The framework’s published numbers on Benchmarks were measured with exactly this harness, so your results are directly comparable on your hardware.

Member Description
TestKit.runSpecs(container: Instance): Results Runs every *.spec ModuleScript descendant (sorted by name); prints a summary; returns Results.
T.describe(name: string, body: () -> ()) Groups tests; nests via an internal path stack. A throwing body counts as one failure.
T.it(name: string, body: () -> ()) One test.

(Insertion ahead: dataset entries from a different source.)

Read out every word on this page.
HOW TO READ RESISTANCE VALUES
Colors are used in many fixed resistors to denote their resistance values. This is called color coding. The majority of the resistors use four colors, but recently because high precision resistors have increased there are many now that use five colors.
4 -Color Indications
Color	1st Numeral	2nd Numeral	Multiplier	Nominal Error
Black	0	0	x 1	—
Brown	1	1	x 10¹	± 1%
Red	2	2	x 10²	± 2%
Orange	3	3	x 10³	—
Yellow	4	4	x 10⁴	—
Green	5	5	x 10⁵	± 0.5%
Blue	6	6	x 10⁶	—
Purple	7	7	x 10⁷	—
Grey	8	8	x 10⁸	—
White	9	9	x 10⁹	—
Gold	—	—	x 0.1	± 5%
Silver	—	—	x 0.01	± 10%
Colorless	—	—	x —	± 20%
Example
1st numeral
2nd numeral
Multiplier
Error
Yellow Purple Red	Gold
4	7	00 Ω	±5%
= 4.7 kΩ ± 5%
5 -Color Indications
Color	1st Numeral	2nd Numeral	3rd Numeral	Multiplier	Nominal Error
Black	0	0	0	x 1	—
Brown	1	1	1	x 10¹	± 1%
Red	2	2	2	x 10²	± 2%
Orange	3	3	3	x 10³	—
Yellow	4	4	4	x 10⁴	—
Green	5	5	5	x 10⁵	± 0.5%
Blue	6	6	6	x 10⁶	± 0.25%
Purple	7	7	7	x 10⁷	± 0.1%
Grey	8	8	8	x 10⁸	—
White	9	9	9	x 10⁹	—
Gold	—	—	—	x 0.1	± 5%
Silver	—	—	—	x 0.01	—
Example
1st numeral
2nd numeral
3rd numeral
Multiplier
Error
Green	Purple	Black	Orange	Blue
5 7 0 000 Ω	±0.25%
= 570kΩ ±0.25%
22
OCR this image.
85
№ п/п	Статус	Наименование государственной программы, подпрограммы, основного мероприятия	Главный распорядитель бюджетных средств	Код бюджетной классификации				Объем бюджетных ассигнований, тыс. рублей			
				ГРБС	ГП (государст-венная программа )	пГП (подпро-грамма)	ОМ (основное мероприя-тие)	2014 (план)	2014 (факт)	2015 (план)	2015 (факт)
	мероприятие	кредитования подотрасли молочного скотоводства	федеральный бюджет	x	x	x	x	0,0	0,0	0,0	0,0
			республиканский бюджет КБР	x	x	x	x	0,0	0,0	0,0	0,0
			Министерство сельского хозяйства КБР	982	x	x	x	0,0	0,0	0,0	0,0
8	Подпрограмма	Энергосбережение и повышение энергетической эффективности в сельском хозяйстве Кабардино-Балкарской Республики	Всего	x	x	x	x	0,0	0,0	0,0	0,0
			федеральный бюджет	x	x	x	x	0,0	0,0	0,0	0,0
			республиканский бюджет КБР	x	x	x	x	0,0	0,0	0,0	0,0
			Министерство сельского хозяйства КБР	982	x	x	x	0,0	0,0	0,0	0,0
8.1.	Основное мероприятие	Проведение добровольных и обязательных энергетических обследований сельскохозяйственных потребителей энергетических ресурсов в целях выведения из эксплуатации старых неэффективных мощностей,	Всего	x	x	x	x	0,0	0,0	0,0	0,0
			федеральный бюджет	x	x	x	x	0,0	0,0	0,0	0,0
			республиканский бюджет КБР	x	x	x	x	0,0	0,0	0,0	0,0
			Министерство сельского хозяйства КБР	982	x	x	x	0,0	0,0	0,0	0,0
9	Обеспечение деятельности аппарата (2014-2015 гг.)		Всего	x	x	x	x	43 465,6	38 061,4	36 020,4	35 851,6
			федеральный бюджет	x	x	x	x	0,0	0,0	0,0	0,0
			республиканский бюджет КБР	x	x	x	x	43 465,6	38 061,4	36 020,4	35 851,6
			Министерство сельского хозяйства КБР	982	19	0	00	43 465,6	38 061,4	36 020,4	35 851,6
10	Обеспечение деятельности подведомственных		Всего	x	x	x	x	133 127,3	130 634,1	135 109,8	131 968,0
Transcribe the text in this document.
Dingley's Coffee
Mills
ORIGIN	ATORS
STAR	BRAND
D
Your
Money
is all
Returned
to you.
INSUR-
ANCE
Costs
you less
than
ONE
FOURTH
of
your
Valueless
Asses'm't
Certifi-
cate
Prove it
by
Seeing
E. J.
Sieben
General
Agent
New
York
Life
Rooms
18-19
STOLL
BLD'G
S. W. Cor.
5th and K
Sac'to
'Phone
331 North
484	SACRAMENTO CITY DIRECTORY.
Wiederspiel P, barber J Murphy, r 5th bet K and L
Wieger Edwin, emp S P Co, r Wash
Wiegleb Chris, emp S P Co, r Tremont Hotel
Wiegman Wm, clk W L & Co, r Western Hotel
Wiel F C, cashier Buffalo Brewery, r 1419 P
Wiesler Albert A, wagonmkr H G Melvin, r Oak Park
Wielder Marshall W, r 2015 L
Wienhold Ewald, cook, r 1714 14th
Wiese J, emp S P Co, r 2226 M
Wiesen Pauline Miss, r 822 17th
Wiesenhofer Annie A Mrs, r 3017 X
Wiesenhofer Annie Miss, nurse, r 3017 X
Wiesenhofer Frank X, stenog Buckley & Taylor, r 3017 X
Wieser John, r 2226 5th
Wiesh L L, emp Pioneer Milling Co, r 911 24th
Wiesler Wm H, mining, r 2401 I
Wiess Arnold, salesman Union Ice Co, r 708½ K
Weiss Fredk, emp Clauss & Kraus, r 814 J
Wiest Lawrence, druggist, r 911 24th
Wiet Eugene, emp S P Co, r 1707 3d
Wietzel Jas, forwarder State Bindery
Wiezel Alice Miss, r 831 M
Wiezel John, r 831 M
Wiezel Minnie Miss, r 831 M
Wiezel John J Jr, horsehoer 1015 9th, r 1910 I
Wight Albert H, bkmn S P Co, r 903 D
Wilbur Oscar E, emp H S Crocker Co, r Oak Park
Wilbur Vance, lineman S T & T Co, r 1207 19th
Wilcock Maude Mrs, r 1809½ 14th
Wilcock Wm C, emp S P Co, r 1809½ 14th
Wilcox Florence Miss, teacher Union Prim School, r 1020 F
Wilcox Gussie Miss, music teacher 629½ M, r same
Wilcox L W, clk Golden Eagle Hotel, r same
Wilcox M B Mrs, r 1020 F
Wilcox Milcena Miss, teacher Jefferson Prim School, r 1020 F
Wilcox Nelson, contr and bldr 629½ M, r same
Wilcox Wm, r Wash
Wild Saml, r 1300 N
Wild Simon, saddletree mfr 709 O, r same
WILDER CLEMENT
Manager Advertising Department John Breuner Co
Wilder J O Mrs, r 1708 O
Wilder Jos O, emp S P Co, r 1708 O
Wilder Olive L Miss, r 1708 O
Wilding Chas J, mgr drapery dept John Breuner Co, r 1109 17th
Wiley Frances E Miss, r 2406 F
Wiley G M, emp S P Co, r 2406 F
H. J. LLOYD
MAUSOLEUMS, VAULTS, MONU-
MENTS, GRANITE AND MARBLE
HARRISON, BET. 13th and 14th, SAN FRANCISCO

Pass/fail recorded under the full describe path.
T.expect(value: any) Builds an expectation — see the matcher surface.
Results { Total, Passed, Failed, Failures = { { Spec, Test, Error } }, DurationSeconds }
Member Description
Bench.run(name: string, fn: (index: number) -> (), options?: { DurationSeconds: number?, Setup: (() -> ())? }): Result One benchmark: warmup batch, then timed 1,000-call batches until the deadline (default 0.25s).
Bench.runAll(container: Instance): { Result } Runs every *.bench module descendant (sorted by name), printing one aligned row per bench, one frame apart.